Nel Buddhismo o nella mistica in genere c’è una aspirazione a entrare in contatto diretto con la natura ultima delle cose attraverso la contemplazione e la trascendenza. È bene sottolineare questo aspetto perché potrebbe sembrare di andare esattamente nella direzione opposta studiando la filosofia di come appaiono le cose. Questo è un punto cruciale perché chi studia Buddhismo è generalmente attratto dalla contemplazione e trascendenza e potrebbe scoraggiarsi davanti ai profondi ragionamenti filosofici. Detto in altri termini, lo studio della filosofia potrebbe rafforzare l’ego e la percezione di esistenza intrinseca di noi stessi (magari beandoci della nostra intelligenza) o dei concetti che si studiano. Ma quella conoscenza diretta trascendentale non può prescindere da un ragionamento logico. È la metafora della zattera, dove abbiamo bisogno di un mezzo molto concreto che però va abbandonato una volta giunti a una comprensione diretta. Comprensione diretta significa che non dobbiamo più ragionarci ma a quel punto la percezione semplicemente ci appare com’è realmente. Un esempio banale di percezione diretta è il sapore della mela, possiamo studiarlo o filosofeggiare su di esso ma una volta morsa la mela sarà visceralmente chiaro senza alcun bisogno di ulteriori studi. Un’altra analogia è il firmamento. Gli antichi greci immaginavano le stelle come delle aperture nella volta celeste attraverso le quali penetrava la luce. Questa credenza convenzionale non impediva lo studio del cielo, la predizione delle eclissi e il moto celeste, era utile seppur non vero. Una volta compreso che le stelle sono in realtà delle entità luminose nello spazio, quella credenza convenzionale semplicemente crolla e, seppur il firmamento ci appare allo stesso modo, la nostra consapevolezza è diversa, più profonda.

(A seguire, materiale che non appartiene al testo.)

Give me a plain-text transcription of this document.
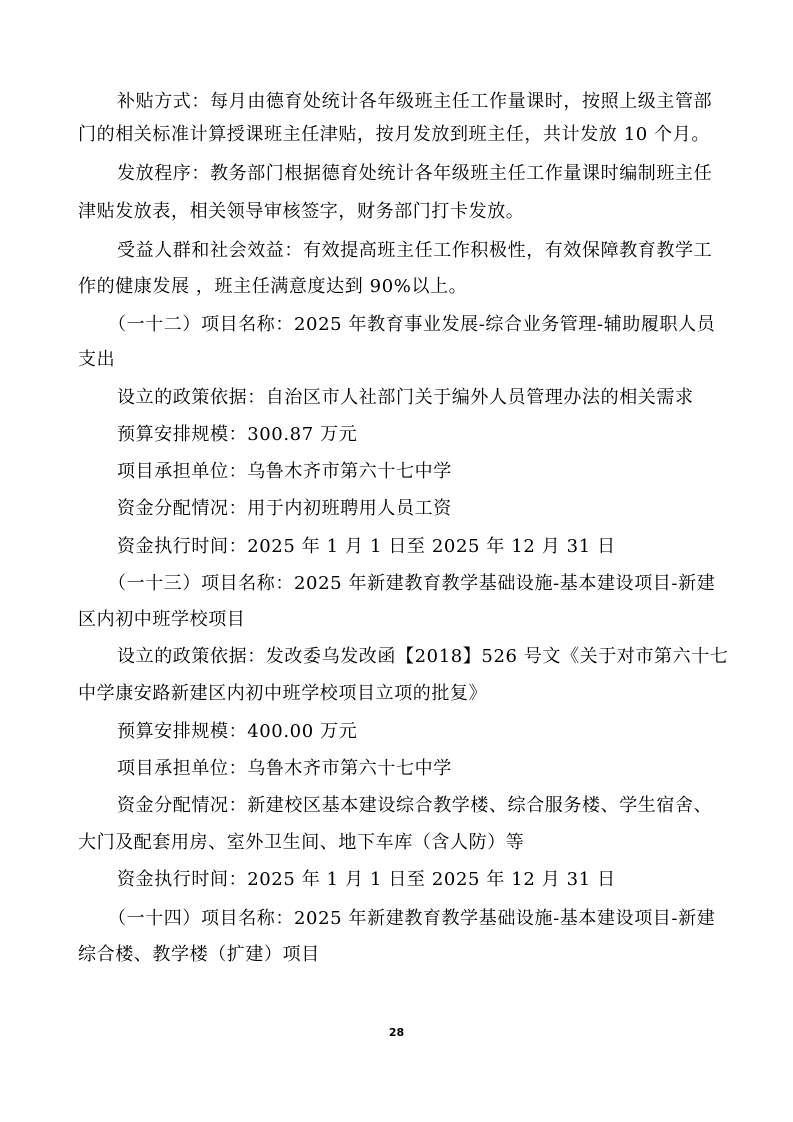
补贴方式：每月由德育处统计各年级班主任工作量课时，按照上级主管部
门的相关标准计算授课班主任津贴，按月发放到班主任，共计发放 10 个月。
发放程序：教务部门根据德育处统计各年级班主任工作量课时编制班主任
津贴发放表，相关领导审核签字，财务部门打卡发放。
受益人群和社会效益：有效提高班主任工作积极性，有效保障教育教学工
作的健康发展 ，班主任满意度达到 90%以上。
（一十二）项目名称：2025 年教育事业发展-综合业务管理-辅助履职人员
支出
设立的政策依据：自治区市人社部门关于编外人员管理办法的相关需求
预算安排规模：300.87 万元
项目承担单位：乌鲁木齐市第六十七中学
资金分配情况：用于内初班聘用人员工资
资金执行时间：2025 年 1 月 1 日至 2025 年 12 月 31 日
（一十三）项目名称：2025 年新建教育教学基础设施-基本建设项目-新建
区内初中班学校项目
设立的政策依据：发改委乌发改函【2018】526 号文《关于对市第六十七
中学康安路新建区内初中班学校项目立项的批复》
预算安排规模：400.00 万元
项目承担单位：乌鲁木齐市第六十七中学
资金分配情况：新建校区基本建设综合教学楼、综合服务楼、学生宿舍、
大门及配套用房、室外卫生间、地下车库（含人防）等
资金执行时间：2025 年 1 月 1 日至 2025 年 12 月 31 日
（一十四）项目名称：2025 年新建教育教学基础设施-基本建设项目-新建
综合楼、教学楼（扩建）项目
28
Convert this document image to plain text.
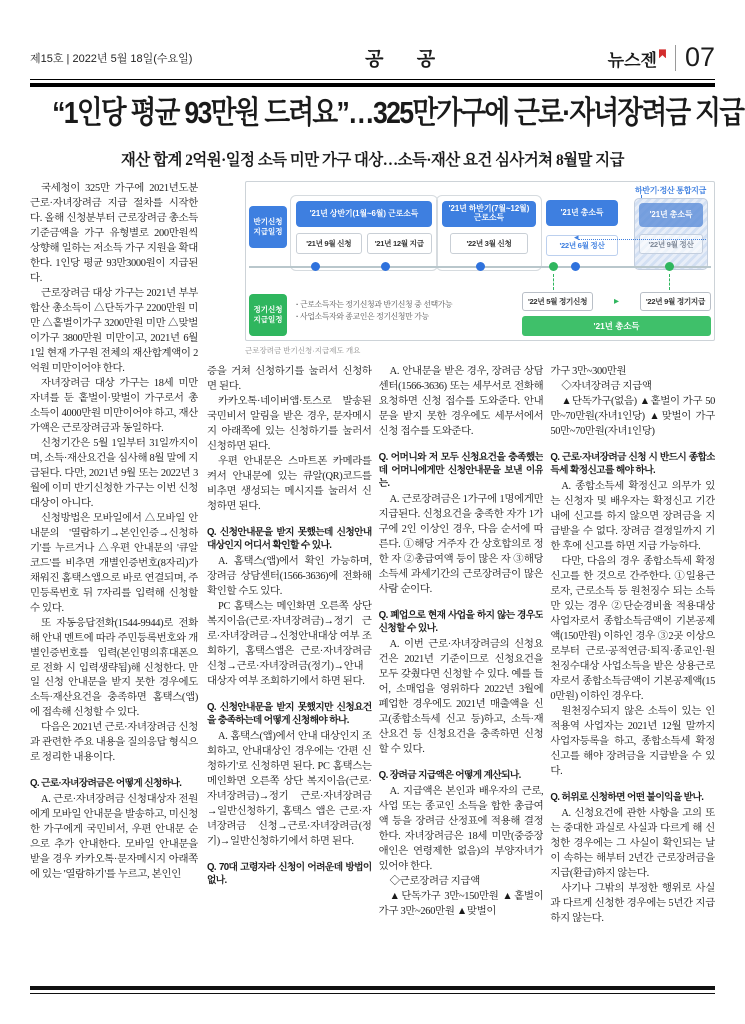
제15호 | 2022년 5월 18일(수요일)	공 공	뉴스젠	07
“1인당 평균 93만원 드려요”…325만가구에 근로·자녀장려금 지급
재산 합계 2억원·일정 소득 미만 가구 대상…소득·재산 요건 심사거쳐 8월말 지급

국세청이 325만 가구에 2021년도분 근로·자녀장려금 지급 절차를 시작한다. 올해 신청분부터 근로장려금 총소득기준금액을 가구 유형별로 200만원씩 상향해 일하는 저소득 가구 지원을 확대한다. 1인당 평균 93만3000원이 지급된다.

근로장려금 대상 가구는 2021년 부부 합산 총소득이 △단독가구 2200만원 미만 △홑벌이가구 3200만원 미만 △맞벌이가구 3800만원 미만이고, 2021년 6월 1일 현재 가구원 전체의 재산합계액이 2억원 미만이어야 한다.

자녀장려금 대상 가구는 18세 미만 자녀를 둔 홑벌이·맞벌이 가구로서 총소득이 4000만원 미만이어야 하고, 재산가액은 근로장려금과 동일하다.

신청기간은 5월 1일부터 31일까지이며, 소득·재산요건을 심사해 8월 말에 지급된다. 다만, 2021년 9월 또는 2022년 3월에 이미 반기신청한 가구는 이번 신청대상이 아니다.

신청방법은 모바일에서 △모바일 안내문의 '열람하기→본인인증→신청하기'를 누르거나 △우편 안내문의 '큐알코드'를 비추면 개별인증번호(8자리)가 채워진 홈택스앱으로 바로 연결되며, 주민등록번호 뒤 7자리를 입력해 신청할 수 있다.

또 자동응답전화(1544-9944)로 전화해 안내 멘트에 따라 주민등록번호와 개별인증번호를 입력(본인명의휴대폰으로 전화 시 입력생략됨)해 신청한다. 만일 신청 안내문을 받지 못한 경우에도 소득·재산요건을 충족하면 홈택스(앱)에 접속해 신청할 수 있다.

다음은 2021년 근로·자녀장려금 신청과 관련한 주요 내용을 질의응답 형식으로 정리한 내용이다.

Q. 근로·자녀장려금은 어떻게 신청하나.

A. 근로·자녀장려금 신청대상자 전원에게 모바일 안내문을 발송하고, 미신청한 가구에게 국민비서, 우편 안내문 순으로 추가 안내한다. 모바일 안내문을 받을 경우 카카오톡·문자메시지 아래쪽에 있는 '열람하기'를 누르고, 본인인

하반기·정산 통합지급
반기신청
지급일정
'21년 상반기(1월~6월) 근로소득
'21년 9월 신청	'21년 12월 지급
'21년 하반기(7월~12월) 근로소득
'22년 3월 신청
'21년 총소득
'22년 6월 정산
'21년 총소득
'22년 9월 정산
◂
정기신청
지급일정
· 근로소득자는 정기신청과 반기신청 중 선택가능
· 사업소득자와 종교인은 정기신청만 가능
'22년 5월 정기신청	▸	'22년 9월 정기지급
'21년 총소득
근로장려금 반기신청·지급제도 개요

증을 거쳐 신청하기를 눌러서 신청하면 된다.

카카오톡·네이버앱·토스로 발송된 국민비서 알림을 받은 경우, 문자메시지 아래쪽에 있는 신청하기를 눌러서 신청하면 된다.

우편 안내문은 스마트폰 카메라를 켜서 안내문에 있는 큐알(QR)코드를 비추면 생성되는 메시지를 눌러서 신청하면 된다.

Q. 신청안내문을 받지 못했는데 신청안내 대상인지 어디서 확인할 수 있나.

A. 홈택스(앱)에서 확인 가능하며, 장려금 상담센터(1566-3636)에 전화해 확인할 수도 있다.

PC 홈택스는 메인화면 오른쪽 상단 복지이음(근로·자녀장려금)→정기 근로·자녀장려금→신청안내대상 여부 조회하기, 홈택스앱은 근로·자녀장려금 신청→근로·자녀장려금(정기)→안내대상자 여부 조회하기에서 하면 된다.

Q. 신청안내문을 받지 못했지만 신청요건을 충족하는데 어떻게 신청해야 하나.

A. 홈택스(앱)에서 안내 대상인지 조회하고, 안내대상인 경우에는 '간편 신청하기'로 신청하면 된다. PC 홈택스는 메인화면 오른쪽 상단 복지이음(근로·자녀장려금)→정기 근로·자녀장려금→일반신청하기, 홈택스 앱은 근로·자녀장려금 신청→근로·자녀장려금(정기)→일반신청하기에서 하면 된다.

Q. 70대 고령자라 신청이 어려운데 방법이 없나.

A. 안내문을 받은 경우, 장려금 상담센터(1566-3636) 또는 세무서로 전화해 요청하면 신청 접수를 도와준다. 안내문을 받지 못한 경우에도 세무서에서 신청 접수를 도와준다.

Q. 어머니와 저 모두 신청요건을 충족했는데 어머니에게만 신청안내문을 보낸 이유는.

A. 근로장려금은 1가구에 1명에게만 지급된다. 신청요건을 충족한 자가 1가구에 2인 이상인 경우, 다음 순서에 따른다. ①해당 거주자 간 상호합의로 정한 자 ②총급여액 등이 많은 자 ③해당 소득세 과세기간의 근로장려금이 많은 사람 순이다.

Q. 폐업으로 현재 사업을 하지 않는 경우도 신청할 수 있나.

A. 이번 근로·자녀장려금의 신청요건은 2021년 기준이므로 신청요건을 모두 갖췄다면 신청할 수 있다. 예를 들어, 소매업을 영위하다 2022년 3월에 폐업한 경우에도 2021년 매출액을 신고(종합소득세 신고 등)하고, 소득·재산요건 등 신청요건을 충족하면 신청할 수 있다.

Q. 장려금 지급액은 어떻게 계산되나.

A. 지급액은 본인과 배우자의 근로, 사업 또는 종교인 소득을 합한 총급여액 등을 장려금 산정표에 적용해 결정한다. 자녀장려금은 18세 미만(중증장애인은 연령제한 없음)의 부양자녀가 있어야 한다.

◇근로장려금 지급액

▲단독가구 3만~150만원 ▲홑벌이 가구 3만~260만원 ▲맞벌이

가구 3만~300만원

◇자녀장려금 지급액

▲단독가구(없음) ▲홑벌이 가구 50만~70만원(자녀1인당) ▲맞벌이 가구 50만~70만원(자녀1인당)

Q. 근로·자녀장려금 신청 시 반드시 종합소득세 확정신고를 해야 하나.

A. 종합소득세 확정신고 의무가 있는 신청자 및 배우자는 확정신고 기간 내에 신고를 하지 않으면 장려금을 지급받을 수 없다. 장려금 결정일까지 기한 후에 신고를 하면 지급 가능하다.

다만, 다음의 경우 종합소득세 확정신고를 한 것으로 간주한다. ①일용근로자, 근로소득 등 원천징수 되는 소득만 있는 경우 ②단순경비율 적용대상 사업자로서 종합소득금액이 기본공제액(150만원) 이하인 경우 ③2곳 이상으로부터 근로·공적연금·퇴직·종교인·원천징수대상 사업소득을 받은 상용근로자로서 종합소득금액이 기본공제액(150만원) 이하인 경우다.

원천징수되지 않은 소득이 있는 인적용역 사업자는 2021년 12월 말까지 사업자등록을 하고, 종합소득세 확정신고를 해야 장려금을 지급받을 수 있다.

Q. 허위로 신청하면 어떤 불이익을 받나.

A. 신청요건에 관한 사항을 고의 또는 중대한 과실로 사실과 다르게 해 신청한 경우에는 그 사실이 확인되는 날이 속하는 해부터 2년간 근로장려금을 지급(환급)하지 않는다.

사기나 그밖의 부정한 행위로 사실과 다르게 신청한 경우에는 5년간 지급하지 않는다.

Realizzare come le cose esistono realmente, che non hanno alcuna esistenza intrinseca, significa sradicare la causa prima della sofferenza. Nella Seconda Nobile Verità si esplicita che la brama e l’avversione per le cose sono la causa della sofferenza. In realtà queste due sono originate da qualcosa di più profondo che le comprende entrambe: l’ignoranza (menzionata nella Seconda Nobile Verità). Ignoranza di cosa? Ignoranza di comprendere come le cose davvero esistono, che le cose esistono solo convenzionalmente e non intrinsecamente. Alcuni preferiscono alla parola ignoranza la parola confusione. Le nostre menti sono confuse su come esistono realmente le cose e questo genera il desiderio di possederle o di evitarle. Quest’è la radice della sofferenza. Per giungere a questa comprensione è necessario un profondo studio filosofico fino a quando la nostra percezione della realtà non sarà chiara, non intellettualmente ma percettivamente. Solo a questo punto si può abbandonare la filosofia come mezzo utile per esser giunti a questo punto. Sarà come vedere il firmamento com’è, senza dover intellettualmente decostruire la visione ignorante degli antichi greci: fori nella volta celeste.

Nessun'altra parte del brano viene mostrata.